Here are some of the principles I’m currently using:
Write it down, so we won’t forget (explored here)
How you do anything is how you do everything (more background here)
Embrace intensity & resistance
Movement is medicine
Live the questions / embrace uncertainty (started exploring here)
Here are a few areas for growth, or the aspirational principles I’m working to incorporate:
Constraints breed creativity (combat perfectionism)
Breathing is the essence of all life (breathwork practices and reset protocols)
Consistency > Quantity (commitment to practice, progress, experimentation)
Ultimately, principles have helped me focus on the pursuit of happiness and contentment vs. focusing on outcomes and external validation.
This is a work in progress, always. But living the questions and unknowns, and embracing the resistance that comes up are all part of the game I want to play. So I’m recalibrating this anchor and compass to navigate not just this transitional voyage but the rest of my life.
And as a parent, I think the best tool/skill we all hope to model and give our kids is their own internal compass to navigate both the world and themselves.
~ ~ ~
That’s all folks. Thanks for dusting off your compasses with me. Maybe I’ll do a deeper dive on some of these in the future. So if that’s interesting to you, let me know.
Have you thought about how principles play a role in your life?
What’s worked well for you?
What are some of your principles?
If you’re interested in diving deeper, the links mentioned above along with a couple others here…
Art of Accomplishment podcast episode
It’s less about having the principles and more about the process… “Process of learning, not a process of knowing”

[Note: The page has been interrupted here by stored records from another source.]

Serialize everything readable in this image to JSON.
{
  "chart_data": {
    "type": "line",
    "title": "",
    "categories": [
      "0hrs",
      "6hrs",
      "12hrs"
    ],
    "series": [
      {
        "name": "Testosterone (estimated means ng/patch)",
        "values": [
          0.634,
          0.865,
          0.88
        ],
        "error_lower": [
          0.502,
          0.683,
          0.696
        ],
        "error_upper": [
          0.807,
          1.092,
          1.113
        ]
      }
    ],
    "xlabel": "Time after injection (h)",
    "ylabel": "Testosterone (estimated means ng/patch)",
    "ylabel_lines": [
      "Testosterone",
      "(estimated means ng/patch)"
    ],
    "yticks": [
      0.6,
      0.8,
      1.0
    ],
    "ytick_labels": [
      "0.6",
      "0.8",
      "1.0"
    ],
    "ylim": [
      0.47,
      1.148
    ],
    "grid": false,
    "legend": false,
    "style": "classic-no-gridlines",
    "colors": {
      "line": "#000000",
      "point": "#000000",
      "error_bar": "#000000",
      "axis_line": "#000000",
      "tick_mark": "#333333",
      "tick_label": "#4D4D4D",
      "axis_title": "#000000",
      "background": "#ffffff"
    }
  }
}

“Pain + Reflection = Progress”
The Almanack of Naval Ravikant by Eric Jorgenson
So many nuggets craftily curated, distilling a ton of ideas down to practical advice and principles for happiness, wealth creation, decision-making, and personal growth.
VIA Character Strengths Survey
Interested in diving into values but don’t know where to begin? Character strengths are a great starting point. This free resource only takes about 15 minutes and there’s a ton of support content to interpret your results. This is also a core foundation of my coaching practice.
Well stated and SPOT on! As one of my favorite Authors once stated, a point to which I live by, "Check your premises"! Only when you see or fall into a contradiction does our world fall apart. You good sir are spot on and running on the right track! I would never expect ANYTHING less from "Derek "The Bullet" Baynton!!! Miss seeing ya dude! #keepcoolandlaxon
I love the distinction you pointed out on Doing vs. Being - this is a core component to mindfulness and being present.